Farmers are a notoriously skeptical lot. The hard-won experience of bringing a crop to harvest can sometimes mean that newer, untried methods are met with a wary eye. Cover crops are not completely “new” to farming. But having scientific data that proves their worth? That’s something new that has one father-son farming operation excited about the Soil Health Partnership.
“You can’t open any farming publication today without seeing the ‘cover crop’ buzzword,“ says Chase Brown, a Decatur, Ill. farmer. “We keep hearing all of these claims: Yield bumps! Sequester nitrogen! More organic matter! As part of the Soil Health Partnership, we’re ready and excited to prove it for ourselves.”
David Brown and son Chase farm more than 4,000 acres in central Illinois. They grow corn, soybeans and wheat, plus forages and hay for their cattle. David was raised on a farm and came back to it in the mid 1970s. Farming is all Chase has ever known or wanted to do. He came back to the family farm after graduating from Illinois State University in 2010.
Catching a Buzz: Cover Crops
Cover crops may be the buzzword now, but the Browns made use of them years ago, although not in the way that they are testing plots with the Soil Health Partnership today. Their interest in cover crops was “back door,” as David tells it. In 2012, they had a simple yet urgent need: to feed their cattle.
“Demand for herd feed was high and hard to come by. We started looking at cover crops like rye, clover and radish,” he said. “With those cover crops, we were able to feed our 60 head of Hereford purebred cattle all the way through January with very little need for hay.”
One challenge for the Browns with cover crops early on has been how to get them established in the field for a long enough growing season in Illinois. Ideally, they need to be planted in the fall while the cash crop is also still in the field. This gives the cover crops plenty of warm weather to establish before a killing frost.
“We had tried flying on cover crops in years past to help prevent erosion, but we had very poor success,” said David. “We need to be able to get seeds in the ground while corn is still in the field to get a good start on the growing season. The technology of planting cover crops is finally catching up.”
“Demand for herd feed was high and hard to come by. We started looking at cover crops like rye, clover and radish,” he said.
“With those cover crops, we were able to feed
our 60 head of Hereford purebred cattle all the way
through January with very little need for hay.”
Photo courtesy of The Progressive Farmer
More than a Flash-in-the-Pan
Their year of success with cover crops sparked their interest in seeing what else was possible, and the pair became active in the Soil Health Partnership in 2014.

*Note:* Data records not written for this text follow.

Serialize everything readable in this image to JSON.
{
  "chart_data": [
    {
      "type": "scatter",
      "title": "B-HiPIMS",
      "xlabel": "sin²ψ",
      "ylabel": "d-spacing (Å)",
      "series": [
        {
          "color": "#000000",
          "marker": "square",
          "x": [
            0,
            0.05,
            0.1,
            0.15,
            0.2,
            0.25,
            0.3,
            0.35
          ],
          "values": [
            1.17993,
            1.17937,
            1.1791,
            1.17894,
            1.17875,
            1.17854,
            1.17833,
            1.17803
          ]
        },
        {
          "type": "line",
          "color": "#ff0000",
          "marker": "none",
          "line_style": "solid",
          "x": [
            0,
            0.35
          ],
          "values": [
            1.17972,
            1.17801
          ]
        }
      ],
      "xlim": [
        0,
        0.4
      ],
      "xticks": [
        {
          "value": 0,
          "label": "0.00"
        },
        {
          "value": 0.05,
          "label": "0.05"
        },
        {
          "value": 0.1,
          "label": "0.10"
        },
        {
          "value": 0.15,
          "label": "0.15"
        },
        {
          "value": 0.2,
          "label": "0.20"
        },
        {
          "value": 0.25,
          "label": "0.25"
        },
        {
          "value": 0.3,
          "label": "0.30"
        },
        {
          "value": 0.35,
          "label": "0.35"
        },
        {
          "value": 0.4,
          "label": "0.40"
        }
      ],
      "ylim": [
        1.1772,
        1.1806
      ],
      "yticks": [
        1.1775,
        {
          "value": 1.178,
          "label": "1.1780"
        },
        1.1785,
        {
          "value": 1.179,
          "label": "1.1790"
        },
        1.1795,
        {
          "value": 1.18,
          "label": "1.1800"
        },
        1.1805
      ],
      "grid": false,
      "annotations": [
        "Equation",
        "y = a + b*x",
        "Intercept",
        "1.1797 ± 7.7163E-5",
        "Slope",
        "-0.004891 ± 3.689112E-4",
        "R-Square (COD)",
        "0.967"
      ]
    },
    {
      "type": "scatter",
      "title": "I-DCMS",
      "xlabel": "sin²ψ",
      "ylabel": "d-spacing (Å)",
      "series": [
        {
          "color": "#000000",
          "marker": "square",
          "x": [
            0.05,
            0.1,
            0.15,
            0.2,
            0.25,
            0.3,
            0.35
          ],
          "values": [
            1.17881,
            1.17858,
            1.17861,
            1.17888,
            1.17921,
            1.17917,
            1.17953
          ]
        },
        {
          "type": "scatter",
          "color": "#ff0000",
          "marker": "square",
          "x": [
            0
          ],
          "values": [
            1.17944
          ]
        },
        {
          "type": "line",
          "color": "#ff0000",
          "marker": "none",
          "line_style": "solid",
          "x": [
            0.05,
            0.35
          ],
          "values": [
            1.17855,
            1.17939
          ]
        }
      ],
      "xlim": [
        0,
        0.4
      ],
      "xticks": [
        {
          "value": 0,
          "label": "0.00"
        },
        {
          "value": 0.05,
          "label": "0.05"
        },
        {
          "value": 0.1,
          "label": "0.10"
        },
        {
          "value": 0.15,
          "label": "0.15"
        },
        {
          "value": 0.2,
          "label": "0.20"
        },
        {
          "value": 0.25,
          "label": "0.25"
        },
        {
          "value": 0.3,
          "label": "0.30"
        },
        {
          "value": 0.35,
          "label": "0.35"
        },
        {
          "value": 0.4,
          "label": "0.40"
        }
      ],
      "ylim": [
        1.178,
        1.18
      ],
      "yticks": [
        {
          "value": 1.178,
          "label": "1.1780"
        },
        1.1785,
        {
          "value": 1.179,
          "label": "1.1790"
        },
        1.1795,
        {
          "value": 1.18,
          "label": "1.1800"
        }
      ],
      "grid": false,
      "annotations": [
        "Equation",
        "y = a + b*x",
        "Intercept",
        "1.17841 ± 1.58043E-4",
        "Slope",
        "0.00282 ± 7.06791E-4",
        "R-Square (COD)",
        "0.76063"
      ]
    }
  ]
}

“The big driving force for me with the Soil Health Partnership is that it isn’t a one year flash-in-the-pan,” said Chase. “We will have to do it multiple years to see how this is going to go.”
On the Brown farm, the SHP test plot is laid out in strips 120 feet wide alongside crops grown in a conventional manner without cover crops or no-till. This will allow the SHP and the Browns to compare side-by-side results over a five-year period of the same crops growing in the same field under the same conditions—but using different methods.
“At the end of the five years, hopefully we can say we do have just the right amount of nitrogen in the soil, a good yield bump and improved organic matter in the soil,” said Chase. “I want to see if these claims are true and I want to see it for myself on our land.”
David agrees: “We want to put it to the test. But farming is never a one-year story. We know it won’t be right away. Its going to be a generational thing.”
David says farming is “very aggressive” in Illinois.
“Land is expensive and we pay high cash rents. We believe this research and our investment in it will be worth it to learn how to improve our soil and make it better for the future.”